Frase incluida en NO-DO para la promoción turística de la zona (1981)
Queda poco invierno en San Javier, Región de Murcia. Una localidad como tantas otras. Mucho sol. Bares. Venta ambulante. Asfalto. Palmeras. Extranjeros y locales, conviviendo quid pro quo. Podría ser un domingo cualquiera. Pero no lo es. Dos mujeres recogen agua en recipientes de plástico que analizarán con un kit casero. Caroline y Ángela son vecinas que, junto con otras mujeres como Almudena – quien prefiere no usar su nombre real-, se han convertido en activistas por el mar Menor. Un ecosistema frágil, herido de muerte, en el sureste de España. No es raro verlas con sus botas caminado sobre el fango. Armadas con móviles para recabar pruebas de nuevos vertidos. A Caroline, Ángela y Almudena les une su infancia en la playa, adolescencias de pipas y salitre, y ser familia de domingueros que se instalaron en aquel paraíso.

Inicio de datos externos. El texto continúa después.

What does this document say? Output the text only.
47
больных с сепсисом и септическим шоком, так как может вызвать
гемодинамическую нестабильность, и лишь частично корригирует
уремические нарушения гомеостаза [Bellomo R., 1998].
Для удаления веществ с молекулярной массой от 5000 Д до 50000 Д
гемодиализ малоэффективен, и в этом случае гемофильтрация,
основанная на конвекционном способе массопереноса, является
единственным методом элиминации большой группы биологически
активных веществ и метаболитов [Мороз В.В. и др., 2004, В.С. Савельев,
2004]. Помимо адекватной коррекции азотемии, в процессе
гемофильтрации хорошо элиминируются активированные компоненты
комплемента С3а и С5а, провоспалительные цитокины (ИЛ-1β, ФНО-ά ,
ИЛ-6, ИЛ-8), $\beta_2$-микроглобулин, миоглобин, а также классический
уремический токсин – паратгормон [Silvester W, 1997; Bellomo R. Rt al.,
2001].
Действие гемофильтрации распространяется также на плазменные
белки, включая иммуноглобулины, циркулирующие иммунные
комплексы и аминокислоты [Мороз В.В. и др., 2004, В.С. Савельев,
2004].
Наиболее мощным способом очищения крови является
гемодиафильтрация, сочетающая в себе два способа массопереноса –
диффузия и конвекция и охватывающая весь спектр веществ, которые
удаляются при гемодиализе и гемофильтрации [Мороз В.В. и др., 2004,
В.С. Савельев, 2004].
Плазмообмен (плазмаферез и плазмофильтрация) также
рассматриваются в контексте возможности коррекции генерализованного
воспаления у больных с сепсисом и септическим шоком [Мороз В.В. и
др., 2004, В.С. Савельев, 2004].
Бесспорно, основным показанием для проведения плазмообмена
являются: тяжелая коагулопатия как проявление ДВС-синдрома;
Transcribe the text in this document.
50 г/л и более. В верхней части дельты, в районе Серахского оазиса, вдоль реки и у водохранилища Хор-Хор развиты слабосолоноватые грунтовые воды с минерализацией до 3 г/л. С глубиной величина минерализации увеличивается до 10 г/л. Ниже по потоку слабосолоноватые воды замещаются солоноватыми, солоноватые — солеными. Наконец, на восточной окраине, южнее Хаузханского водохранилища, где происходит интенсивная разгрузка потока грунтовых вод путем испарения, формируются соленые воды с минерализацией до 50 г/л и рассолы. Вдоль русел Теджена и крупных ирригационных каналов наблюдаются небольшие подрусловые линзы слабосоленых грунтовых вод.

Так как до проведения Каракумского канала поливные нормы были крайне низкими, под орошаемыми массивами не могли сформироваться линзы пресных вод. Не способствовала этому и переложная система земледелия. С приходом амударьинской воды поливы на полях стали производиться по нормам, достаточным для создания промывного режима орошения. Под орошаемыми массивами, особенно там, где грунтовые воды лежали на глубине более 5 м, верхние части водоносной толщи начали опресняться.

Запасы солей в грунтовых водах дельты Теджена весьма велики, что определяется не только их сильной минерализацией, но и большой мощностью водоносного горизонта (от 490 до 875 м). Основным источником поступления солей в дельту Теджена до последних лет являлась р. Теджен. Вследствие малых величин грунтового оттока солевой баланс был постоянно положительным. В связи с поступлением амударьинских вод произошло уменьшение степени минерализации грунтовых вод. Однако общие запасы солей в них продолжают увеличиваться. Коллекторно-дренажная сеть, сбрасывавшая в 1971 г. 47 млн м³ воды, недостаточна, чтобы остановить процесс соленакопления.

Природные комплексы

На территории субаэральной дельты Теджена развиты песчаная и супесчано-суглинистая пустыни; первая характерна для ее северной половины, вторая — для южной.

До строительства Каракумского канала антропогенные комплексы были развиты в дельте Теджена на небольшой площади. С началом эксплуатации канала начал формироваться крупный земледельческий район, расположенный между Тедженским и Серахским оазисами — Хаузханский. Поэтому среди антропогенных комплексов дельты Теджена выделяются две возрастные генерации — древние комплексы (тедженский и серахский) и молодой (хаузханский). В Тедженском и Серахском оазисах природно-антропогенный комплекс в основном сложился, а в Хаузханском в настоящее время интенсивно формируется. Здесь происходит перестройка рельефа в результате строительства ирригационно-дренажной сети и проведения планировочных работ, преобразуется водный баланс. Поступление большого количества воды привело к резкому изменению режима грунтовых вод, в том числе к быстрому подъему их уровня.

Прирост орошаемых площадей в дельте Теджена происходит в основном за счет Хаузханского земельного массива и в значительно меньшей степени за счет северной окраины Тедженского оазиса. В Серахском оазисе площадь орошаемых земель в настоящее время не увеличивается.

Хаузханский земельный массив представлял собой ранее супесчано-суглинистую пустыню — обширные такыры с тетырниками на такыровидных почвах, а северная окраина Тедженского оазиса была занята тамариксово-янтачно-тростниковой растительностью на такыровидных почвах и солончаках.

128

Había dunas, un camino, que entonces era de tierra. Mi abuelo se detuvo a hablar con unos pescadores. Seguramente estaban cocinando un caldero – me cuenta Caroline. Era verano. Años setenta. Desde aquella playa en La Manga se veía un azul a cada lado. El mar Menor y el mar mayor: el Mediterráneo. Caroline tenía siete años. Su familia franco-española exploraba la zona. Aún no fumaba ni había sido madre. Al anochecer su madre la arrulló en una toalla y la tapó con arena caliente. Al día siguiente, despertaría en su cama, pero su vida ya no fue la misma. Sus abuelos vendieron todo lo que tenían y se compraron una casa para pasar la jubilación. La familia se enamoró. Así de fácil – concluye. La primera vez que estuve fue dentro de la tripa de mi madre – cuenta Ángela – yo sabía que tenía que acabar aquí viviendo como fuera […] me ahogaba en Madrid […] como el mar Menor no hay nada. Yo soy autóctona – dice Almudena.
Bahía Bella. Mar de Cristal. Islas menores. Estrella de Mar. Playa Paraíso. Estos lugares fueron bautizados durante el franquismo para atraer a un turismo masivo en ciernes. En pocas décadas, conviven con otros nombres como sopa verde o mar negro. Los primeros síntomas del envenenamiento fueron inocentes: algas, medusas, oscuras al principio ‘como huevos fritos’ y luego blancas ‘las que pican’ atraídas como yonquis por los nutrientes. De pequeña yo me sentaba en la proa cuando salía a navegar con mi padre […] Luego ya me iba sola con el barquito en invierno, era mi desconexión, me quedaba a la deriva en medio del mar Menor […] A partir de 2010, yo veía que el fondo no se veía igual – dice Almudena. Es como ver crecer un niño – confirma Caroline – va pasando sin que te des cuenta.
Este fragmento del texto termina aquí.